- Shares of online food delivery platform Zomato cracked as much as 19.38 per cent to hit its all-time low of Rs 91.70. The stock got listed at Rs 116, a premium of Rs 53 per cent compared to the issue price of Rs 76.
- Zomato's net loss widened to Rs 429.6 crore during the September quarter, mainly on investments in the growth of its food delivery business.
- Cosmetics-to-fashion retailer Nykaa dived 12.66 per cent to hit a record low of Rs 1,740.05. It made a stellar debut and got listed at Rs 2,001, up 79 per cent from its issue price of Rs 1,125 per share.
- Today, Paytm fell as much as 6.14 per cent to hit an intraday low -- which is also its lifetime low -- of Rs 901.
- Paytm has been sliding after announcing the closure of its Canada B2C (business-to-consumer) app from March 14.

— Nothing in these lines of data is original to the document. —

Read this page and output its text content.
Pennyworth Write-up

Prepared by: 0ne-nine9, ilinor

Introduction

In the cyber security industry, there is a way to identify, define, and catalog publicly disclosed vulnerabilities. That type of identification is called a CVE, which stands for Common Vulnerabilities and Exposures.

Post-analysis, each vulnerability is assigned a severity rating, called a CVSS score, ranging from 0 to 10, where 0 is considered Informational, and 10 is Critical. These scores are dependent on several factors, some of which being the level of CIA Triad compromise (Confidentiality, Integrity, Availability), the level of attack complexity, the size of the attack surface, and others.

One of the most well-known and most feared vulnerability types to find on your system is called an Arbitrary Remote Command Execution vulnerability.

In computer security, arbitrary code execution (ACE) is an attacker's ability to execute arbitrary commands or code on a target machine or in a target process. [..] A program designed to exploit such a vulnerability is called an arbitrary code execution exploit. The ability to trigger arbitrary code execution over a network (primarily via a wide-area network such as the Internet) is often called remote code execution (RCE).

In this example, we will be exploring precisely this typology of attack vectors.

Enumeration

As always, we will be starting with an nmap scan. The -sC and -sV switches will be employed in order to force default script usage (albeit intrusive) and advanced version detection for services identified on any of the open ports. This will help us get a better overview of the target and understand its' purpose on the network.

- "Since their listing, these companies (Zomato, Paytm and Nykaa) have been over-valued, which was obvious as compared with their profits. Listing essentially benefitted the early investors who sold out at the IPO (initial public opening) time," Independent Banking Analyst Hemindra Hazari told NDTV.
- Also, PB Fintech Ltd, the owner of Policybazaar and Paisabazaar, slipped as much as 11.39 per cent to hit an intraday low of Rs 766.
- A massive sell-off in the technology stocks has also spooked investor sentiment.
- Start-ups and technology companies are witnessing tremendous selling pressure.
- Meanwhile, the benchmark BSE Sensex and broader NSE Nifty were trading more than 2 per cent lower, respectively, in the afternoon deals.